Fortunately there was a cherished core, the likes of Clem Brooks and Buster Gordon, but Williams needed fresh blood. He spread a net through Maryland, Virginia, Europe; above all, through Michael Osborne’s Irish National Stud program. And he hired women, too. The fact that they hadn’t previously been permitted to work with the horses struck him as a shocking waste of natural empathy. And how proud he is, now, to see some of the pimply kids who started out with rubbing rags at Spendthrift today excelling as breeders in their own right.

“Yeah, I’ve a kind of parental pride in those people,” he says. “Maybe I helped them a little bit, but they helped themselves. All they needed was the opportunity. Now I just hope that they’re mentoring like-minded young people. I don’t see quite as many that really want to be with the horse the way we did then. I see them wanting executive positions, air-conditioned offices, doing deals. I mean, none of us go into the barn and say, ‘Ah great, I got 25 stalls to muck out. And four of them with nurse mares in.’ No, none of us felt that way. But we wanted to be with the horse.”

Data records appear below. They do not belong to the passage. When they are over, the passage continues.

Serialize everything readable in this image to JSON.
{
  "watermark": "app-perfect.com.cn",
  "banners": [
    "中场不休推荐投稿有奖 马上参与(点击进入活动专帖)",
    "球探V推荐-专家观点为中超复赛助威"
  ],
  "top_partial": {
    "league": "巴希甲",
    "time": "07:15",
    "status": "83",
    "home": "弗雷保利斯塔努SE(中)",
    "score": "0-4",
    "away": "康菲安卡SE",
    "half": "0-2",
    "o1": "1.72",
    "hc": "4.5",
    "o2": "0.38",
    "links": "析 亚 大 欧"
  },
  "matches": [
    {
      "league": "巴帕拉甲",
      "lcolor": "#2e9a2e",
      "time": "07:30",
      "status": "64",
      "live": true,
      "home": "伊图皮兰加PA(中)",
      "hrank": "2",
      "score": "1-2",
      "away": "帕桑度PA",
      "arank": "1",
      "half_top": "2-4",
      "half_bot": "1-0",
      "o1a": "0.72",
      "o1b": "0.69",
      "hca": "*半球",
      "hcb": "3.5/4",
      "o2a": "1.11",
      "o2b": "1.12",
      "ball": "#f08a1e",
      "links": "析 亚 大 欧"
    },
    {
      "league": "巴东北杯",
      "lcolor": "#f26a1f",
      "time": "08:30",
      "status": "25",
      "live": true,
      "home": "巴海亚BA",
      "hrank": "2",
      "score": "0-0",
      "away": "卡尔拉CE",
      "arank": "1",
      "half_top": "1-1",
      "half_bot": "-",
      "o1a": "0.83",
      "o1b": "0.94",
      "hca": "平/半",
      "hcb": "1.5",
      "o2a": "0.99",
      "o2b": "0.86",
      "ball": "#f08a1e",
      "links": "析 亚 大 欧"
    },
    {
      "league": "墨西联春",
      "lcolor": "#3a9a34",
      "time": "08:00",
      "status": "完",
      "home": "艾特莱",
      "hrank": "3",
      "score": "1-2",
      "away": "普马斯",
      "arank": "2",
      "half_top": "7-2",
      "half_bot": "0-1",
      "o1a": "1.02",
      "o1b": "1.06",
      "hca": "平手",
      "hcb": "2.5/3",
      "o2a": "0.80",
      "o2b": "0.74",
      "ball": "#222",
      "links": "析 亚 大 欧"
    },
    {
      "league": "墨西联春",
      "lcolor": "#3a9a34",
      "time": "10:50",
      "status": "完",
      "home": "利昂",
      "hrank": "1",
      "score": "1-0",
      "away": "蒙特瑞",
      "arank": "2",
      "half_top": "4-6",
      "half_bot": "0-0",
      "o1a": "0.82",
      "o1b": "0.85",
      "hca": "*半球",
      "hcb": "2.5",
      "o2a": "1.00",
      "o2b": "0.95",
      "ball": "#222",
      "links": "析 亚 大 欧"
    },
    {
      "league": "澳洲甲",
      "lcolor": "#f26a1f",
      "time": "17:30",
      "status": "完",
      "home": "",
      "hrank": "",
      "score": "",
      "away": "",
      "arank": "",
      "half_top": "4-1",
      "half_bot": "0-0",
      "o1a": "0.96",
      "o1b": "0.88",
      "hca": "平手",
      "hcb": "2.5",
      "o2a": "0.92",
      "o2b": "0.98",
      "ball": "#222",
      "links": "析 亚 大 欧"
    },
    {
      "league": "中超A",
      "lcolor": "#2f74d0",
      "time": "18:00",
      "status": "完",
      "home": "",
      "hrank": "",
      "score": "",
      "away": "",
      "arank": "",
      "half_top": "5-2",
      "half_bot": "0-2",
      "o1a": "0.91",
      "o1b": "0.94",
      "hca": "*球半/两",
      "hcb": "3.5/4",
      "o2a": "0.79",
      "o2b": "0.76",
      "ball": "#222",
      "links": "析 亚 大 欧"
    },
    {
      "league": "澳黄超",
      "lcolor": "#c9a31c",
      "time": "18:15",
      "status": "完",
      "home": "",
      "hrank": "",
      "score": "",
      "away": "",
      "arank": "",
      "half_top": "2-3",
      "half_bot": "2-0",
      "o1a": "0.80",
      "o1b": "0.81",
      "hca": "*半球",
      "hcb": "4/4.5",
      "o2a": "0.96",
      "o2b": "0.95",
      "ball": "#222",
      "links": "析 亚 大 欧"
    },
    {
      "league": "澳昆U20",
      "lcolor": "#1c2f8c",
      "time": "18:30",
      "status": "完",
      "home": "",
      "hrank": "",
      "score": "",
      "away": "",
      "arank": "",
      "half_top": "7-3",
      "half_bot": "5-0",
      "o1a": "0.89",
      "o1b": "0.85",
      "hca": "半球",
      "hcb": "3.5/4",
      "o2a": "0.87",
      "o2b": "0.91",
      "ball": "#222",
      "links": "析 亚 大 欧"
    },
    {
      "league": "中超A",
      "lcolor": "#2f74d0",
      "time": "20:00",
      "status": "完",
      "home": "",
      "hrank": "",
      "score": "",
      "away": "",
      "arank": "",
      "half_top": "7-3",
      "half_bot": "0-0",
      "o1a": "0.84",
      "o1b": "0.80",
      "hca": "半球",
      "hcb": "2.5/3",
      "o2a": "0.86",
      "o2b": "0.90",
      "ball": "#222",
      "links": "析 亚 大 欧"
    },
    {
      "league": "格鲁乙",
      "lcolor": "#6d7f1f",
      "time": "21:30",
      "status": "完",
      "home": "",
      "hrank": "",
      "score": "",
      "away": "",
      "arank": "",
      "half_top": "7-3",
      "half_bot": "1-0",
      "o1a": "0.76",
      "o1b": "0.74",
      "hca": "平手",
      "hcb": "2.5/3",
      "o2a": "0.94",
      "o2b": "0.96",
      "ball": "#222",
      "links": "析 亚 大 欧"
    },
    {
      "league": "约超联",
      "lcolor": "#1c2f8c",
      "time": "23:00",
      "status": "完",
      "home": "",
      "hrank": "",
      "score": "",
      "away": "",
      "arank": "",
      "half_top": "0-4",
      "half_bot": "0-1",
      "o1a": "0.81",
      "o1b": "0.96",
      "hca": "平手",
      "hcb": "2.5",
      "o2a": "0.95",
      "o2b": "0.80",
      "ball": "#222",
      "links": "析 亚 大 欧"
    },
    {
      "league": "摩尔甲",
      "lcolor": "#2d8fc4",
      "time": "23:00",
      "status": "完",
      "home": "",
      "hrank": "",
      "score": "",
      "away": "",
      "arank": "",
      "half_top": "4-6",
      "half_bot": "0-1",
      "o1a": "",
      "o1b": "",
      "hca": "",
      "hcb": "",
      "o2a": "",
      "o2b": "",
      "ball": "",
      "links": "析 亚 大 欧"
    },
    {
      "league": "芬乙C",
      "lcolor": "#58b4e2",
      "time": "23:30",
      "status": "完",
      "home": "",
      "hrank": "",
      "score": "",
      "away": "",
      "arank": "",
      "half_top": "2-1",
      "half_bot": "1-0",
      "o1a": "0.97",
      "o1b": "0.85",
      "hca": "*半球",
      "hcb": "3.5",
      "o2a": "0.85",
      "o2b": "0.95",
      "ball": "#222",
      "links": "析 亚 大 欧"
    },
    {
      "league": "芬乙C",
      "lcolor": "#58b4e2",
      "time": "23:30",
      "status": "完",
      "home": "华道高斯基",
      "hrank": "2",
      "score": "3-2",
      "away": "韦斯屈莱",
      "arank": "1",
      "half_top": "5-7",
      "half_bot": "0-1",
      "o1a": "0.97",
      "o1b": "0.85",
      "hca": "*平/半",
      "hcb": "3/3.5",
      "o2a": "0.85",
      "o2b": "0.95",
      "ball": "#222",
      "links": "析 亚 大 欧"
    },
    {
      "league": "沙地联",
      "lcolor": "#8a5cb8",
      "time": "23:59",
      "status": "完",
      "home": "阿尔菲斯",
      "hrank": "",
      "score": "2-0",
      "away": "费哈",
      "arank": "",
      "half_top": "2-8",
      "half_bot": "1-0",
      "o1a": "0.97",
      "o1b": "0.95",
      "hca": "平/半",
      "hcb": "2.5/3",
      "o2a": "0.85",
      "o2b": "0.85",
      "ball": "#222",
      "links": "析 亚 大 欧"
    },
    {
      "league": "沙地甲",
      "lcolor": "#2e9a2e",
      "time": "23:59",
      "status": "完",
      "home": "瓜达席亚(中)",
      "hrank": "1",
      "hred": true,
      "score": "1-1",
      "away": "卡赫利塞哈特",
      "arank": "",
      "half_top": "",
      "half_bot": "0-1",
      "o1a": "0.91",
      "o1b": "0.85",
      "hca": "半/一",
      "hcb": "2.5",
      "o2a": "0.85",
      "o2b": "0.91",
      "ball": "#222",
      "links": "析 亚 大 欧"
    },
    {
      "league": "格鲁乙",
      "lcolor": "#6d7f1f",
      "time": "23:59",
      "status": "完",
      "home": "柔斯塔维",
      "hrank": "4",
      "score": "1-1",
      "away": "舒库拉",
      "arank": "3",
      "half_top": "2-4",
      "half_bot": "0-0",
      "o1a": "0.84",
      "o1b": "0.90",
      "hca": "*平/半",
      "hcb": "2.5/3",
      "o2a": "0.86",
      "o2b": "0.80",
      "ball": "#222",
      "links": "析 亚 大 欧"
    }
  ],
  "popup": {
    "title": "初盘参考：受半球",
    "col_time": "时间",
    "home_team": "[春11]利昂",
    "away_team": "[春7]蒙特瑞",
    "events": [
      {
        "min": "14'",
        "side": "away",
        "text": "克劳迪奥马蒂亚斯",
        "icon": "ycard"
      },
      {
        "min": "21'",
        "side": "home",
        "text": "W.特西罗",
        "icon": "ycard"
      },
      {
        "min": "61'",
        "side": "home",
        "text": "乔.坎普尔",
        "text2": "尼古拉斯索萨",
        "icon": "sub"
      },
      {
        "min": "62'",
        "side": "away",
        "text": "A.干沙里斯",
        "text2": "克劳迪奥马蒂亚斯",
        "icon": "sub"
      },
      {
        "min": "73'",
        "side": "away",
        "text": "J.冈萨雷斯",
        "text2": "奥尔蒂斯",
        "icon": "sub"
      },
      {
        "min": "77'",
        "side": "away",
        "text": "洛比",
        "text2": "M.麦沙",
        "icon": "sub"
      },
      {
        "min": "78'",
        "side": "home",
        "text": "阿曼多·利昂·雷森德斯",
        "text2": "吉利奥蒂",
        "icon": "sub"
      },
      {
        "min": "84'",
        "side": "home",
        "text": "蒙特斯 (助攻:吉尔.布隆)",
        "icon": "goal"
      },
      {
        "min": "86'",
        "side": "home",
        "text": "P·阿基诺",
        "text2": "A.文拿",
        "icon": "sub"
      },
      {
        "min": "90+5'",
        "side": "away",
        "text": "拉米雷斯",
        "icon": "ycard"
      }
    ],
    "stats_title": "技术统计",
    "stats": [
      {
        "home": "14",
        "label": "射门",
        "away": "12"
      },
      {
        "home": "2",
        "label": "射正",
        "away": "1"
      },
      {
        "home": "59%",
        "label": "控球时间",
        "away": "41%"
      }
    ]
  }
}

Yeah, I’ve a kind of parental pride in those people. Maybe I helped them a little bit, but they helped themselves. All they needed was the opportunity. –John Williams

 

Sure enough, he is certain that the “Flying Start” program—Williams was humbled to be named Osborne’s successor as trustee—will prove Sheikh Mohammed’s greatest legacy to the industry. But that cuts both ways. Osborne’s son Joe, now Godolphin’s managing director, worked a season with Williams at Spendthrift; and later, when Williams teamed up with Lee Eaton to form Eaton-Williams, “Flying Start” course director Clodagh Kavanagh was among those who worked a sale or two for that pioneering agency.

John Williams with Nashua, 1977 | Credit: John Williams

In the meantime Williams had also established a small farm of his own, Ballindaggin, named for the Wexford birthplace of his Quigley grandfather. Here he raised the wonderful Flawlessly, albeit she had by no means matched her name as a weanling. Indeed, Williams told the Wolfsons that her dam, La Confidence, should maybe go to the November Sale.

“And this filly that I didn’t think much of, she won nine Grade Is,” he recalls happily. “I had a lot of conversations with Lou Wolfson. Never in any of those conversations did he close without reminding me that I wanted to sell her mother. Flawlessly was head and shoulders the best that I ever raised. An extraordinary filly. She was not sound. As a matter of fact, Chris McCarron wanted to scratch her because of how rough she was, warming up, but he was deathly afraid of the wrath of Charlie Whittingham. That was Flawlessly. She had so much heart, so much try. She was very much like her sire, Affirmed, who wouldn’t let Alydar by. See how lucky I’ve been, to be around people like Lou and Patrice Wolfson?”

Well, Mr. Williams, we all need luck; but they do say you also make your own. No doubt you miss the farm, in nowadays instead acting as consultant to a few fortunate clients; while remaining a “breeder” in owning a single mare, with longtime friend and partner Paul Manganaro; and otherwise turn those skilled hands to restoring antique boats, or building bookshelves. But your work carries on, wherever things are done properly in the Bluegrass and beyond. Your work; Billy Haun’s work; and really, as such, the work of Haun’s own teacher, Ben Jones, in Kansas in the 1930s. All true horsemanship is owed to example and now, thanks to you, a new generation can be told: “You can’t do enough for the horse. He feeds you.”

John Williams with Don Snellings. Williams received KTFMC Farm Manager of the Year Award in 1992. |   Credit: John Williams

So as Williams reflects on the winner of that $5,000 claimer, over half a century ago, he can acknowledge the one, abiding credit he is glad to accept. “This reminds me not of who I was, but who I am,” he says, looking at the picture. “I am just a groom that had a good shot.”